Слепая, животная паника, та самая, что гнала меня оттуда, заставила меня схватить телефон. Я почти не видела экран, залитый слезами, но пальцы сами нашли нужный, единственный чат – переписку с «(Не)Верностью». Я писала, сбиваясь, путая буквы, не следя за смыслом, заглавными буквами, выплёскивая свой ужас наружу: «ОН ОБЪЯВИЛ О ПОИСКЕ ПО ТЕЛЕВИЗОРУ ВЕЗДЕ ОН НАЙДЁТ МЕНЯ ОН ЗДЕСЬ ОН ВЕЗДЕ ПОМОГИТЕ ПОЖАЛУЙСТА ОН УБЬЁТ МЕНЯ Я ЗНАЮ ОН УБЬЁТ».
Я забросила телефон в угол, как раскалённый, опаляющий руки уголь, и сжалась в комок на продавленной кровати, зарывшись лицом в подушку, пахнущую чужим потом, чтобы заглушить собственные, предательские рыдания. Я была в ловушке. Бежать было некуда. Вся планета, весь этот огромный, враждебный мир теперь видел моё лицо. Моё прошлое. Моё проклятие.
Прошло десять минут. Может быть час. А может и целая вечность. Время потеряло смысл, расплылось в массе липкого, чёрного ужаса. Затем телефон, валявшийся на полу, тихо и коротко завибрировал, осветив пыльный пол тусклым синим светом.
Я чуть не взвыла от нового приступа страха, инстинктивно отпрянув к стене. Казалось, это он, он сам звонит мне, его лицо сейчас появится на экране. Медленно, как приговорённая к казни, на четвереньках, я поползла за ним, чувствуя липкий холод пола под ладонями.
На экране горело одно-единственное сообщение от неизвестного, зашифрованного номера. Без подписи. Без эмоций.

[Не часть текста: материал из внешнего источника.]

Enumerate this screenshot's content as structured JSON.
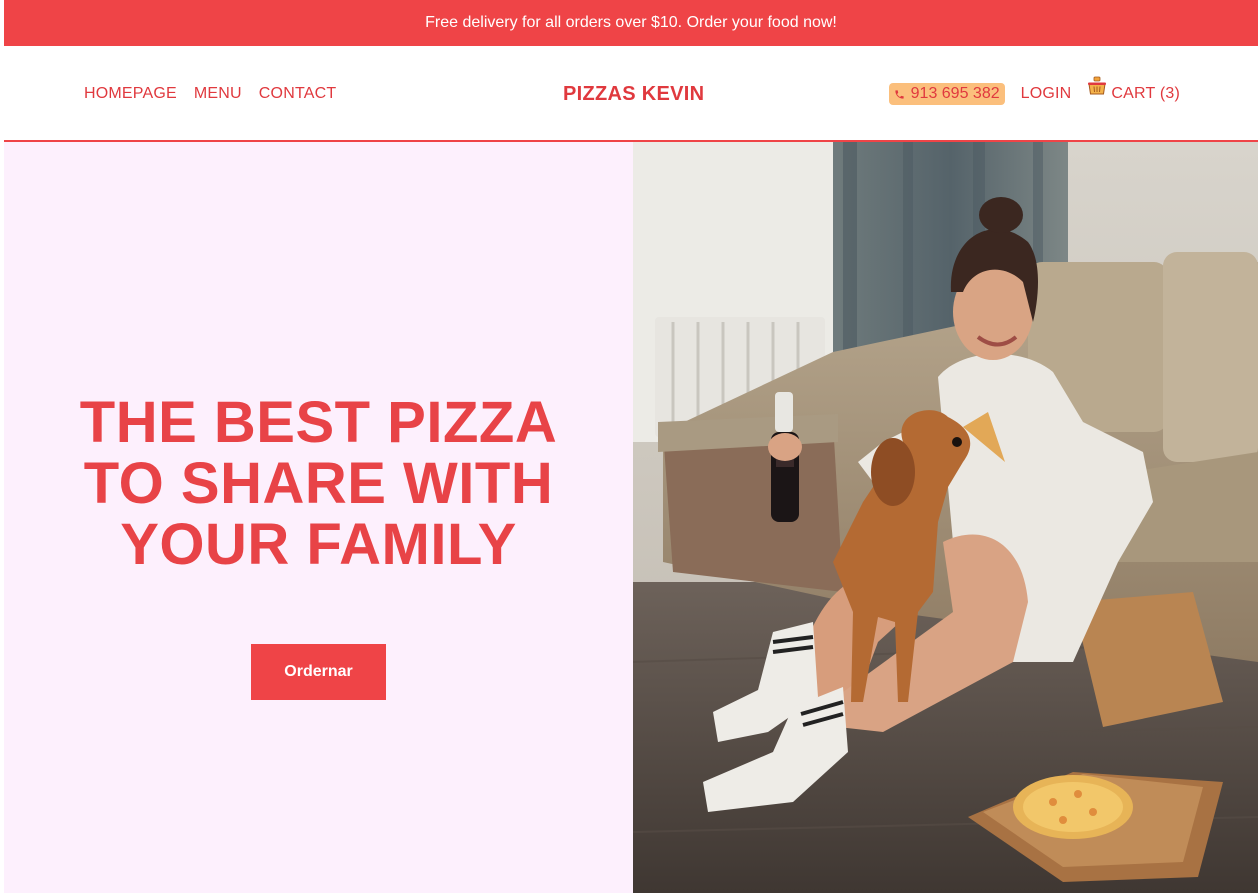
{
  "promo": {
    "text": "Free delivery for all orders over $10. Order your food now!"
  },
  "nav": {
    "items": [
      {
        "label": "HOMEPAGE"
      },
      {
        "label": "MENU"
      },
      {
        "label": "CONTACT"
      }
    ],
    "brand": "PIZZAS KEVIN",
    "phone": "913 695 382",
    "login": "LOGIN",
    "cart": "CART (3)"
  },
  "hero": {
    "title_lines": [
      "THE BEST PIZZA",
      "TO SHARE WITH",
      "YOUR FAMILY"
    ],
    "button_label": "Ordernar"
  },
  "icons": {
    "phone": "phone-icon",
    "cart": "shopping-basket-icon"
  },
  "colors": {
    "accent": "#ef4447",
    "hero_background": "#fdf0fd",
    "phone_badge": "#fbbf7c"
  }
}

«Не паниковать. Ситуация под контролем. Это ожидаемый ход. Активируем протокол «Призрак». Ваши документы уже в процессе замены. Внешность изменим. Глубоко дышите. Ждите инструкций. Вы в безопасности.»
Я перечитала сообщение раз, другой, третий. Короткие, рубленые фразы не сразу доходили до сознания, затуманенного адреналином и ужасом. «Ожидаемый ход». «Под контролем». «Протокол «Призрак»». «Вы в безопасности».
Словно ледяная вода окатила моё разгорячённое, взмокшее от слёз и пота тело. Я сделала судорожный, глубокий, с присвистом вдох, как приказано. Потом ещё один. Воздух обжёг лёгкие.
Они знали. Они ждали этого. Они были к этому готовы. Вся моя паника, весь мой испуг – они уже были просчитаны, заложены в их холодные, безэмоциональные алгоритмы.
Я медленно сползла на пол, прислонившись спиной к холодной стене, и обхватила колени руками. Слёзы текли по лицу, смешиваясь с тушью и соплями, но это уже были не слёзы безысходной паники, а слёзы дикого, щемящего, почти болезненного облегчения. Я не одна. За мной стоит не просто абстрактная организация. За мной стоит целая машина, тень, которая борется с другой тенью. Они были моими призрачными защитниками.
Я посмотрела на залитый рвотой пол, на телевизор, где теперь беззаботно танцевала какая-то девичья группа, рекламируя йогурт. Кошмар, абсолютный, осязаемый кошмар был всего в шаге отсюда. Его дыхание чувствовалось на моей шее. Но его самого здесь не было. Пока не было.
Я снова сделала глубокий, дрожащий вдох. Потом выдох. Я должна была ждать. И верить. Слепо, безрассудно, отчаянно верить. Это сообщение, эти несколько сухих строчек, были единственной ниточкой, связывающей меня с жизнью, с надеждой. И за эту тоненькую, почти невидимую ниточку сейчас держались все мои оставшиеся силы.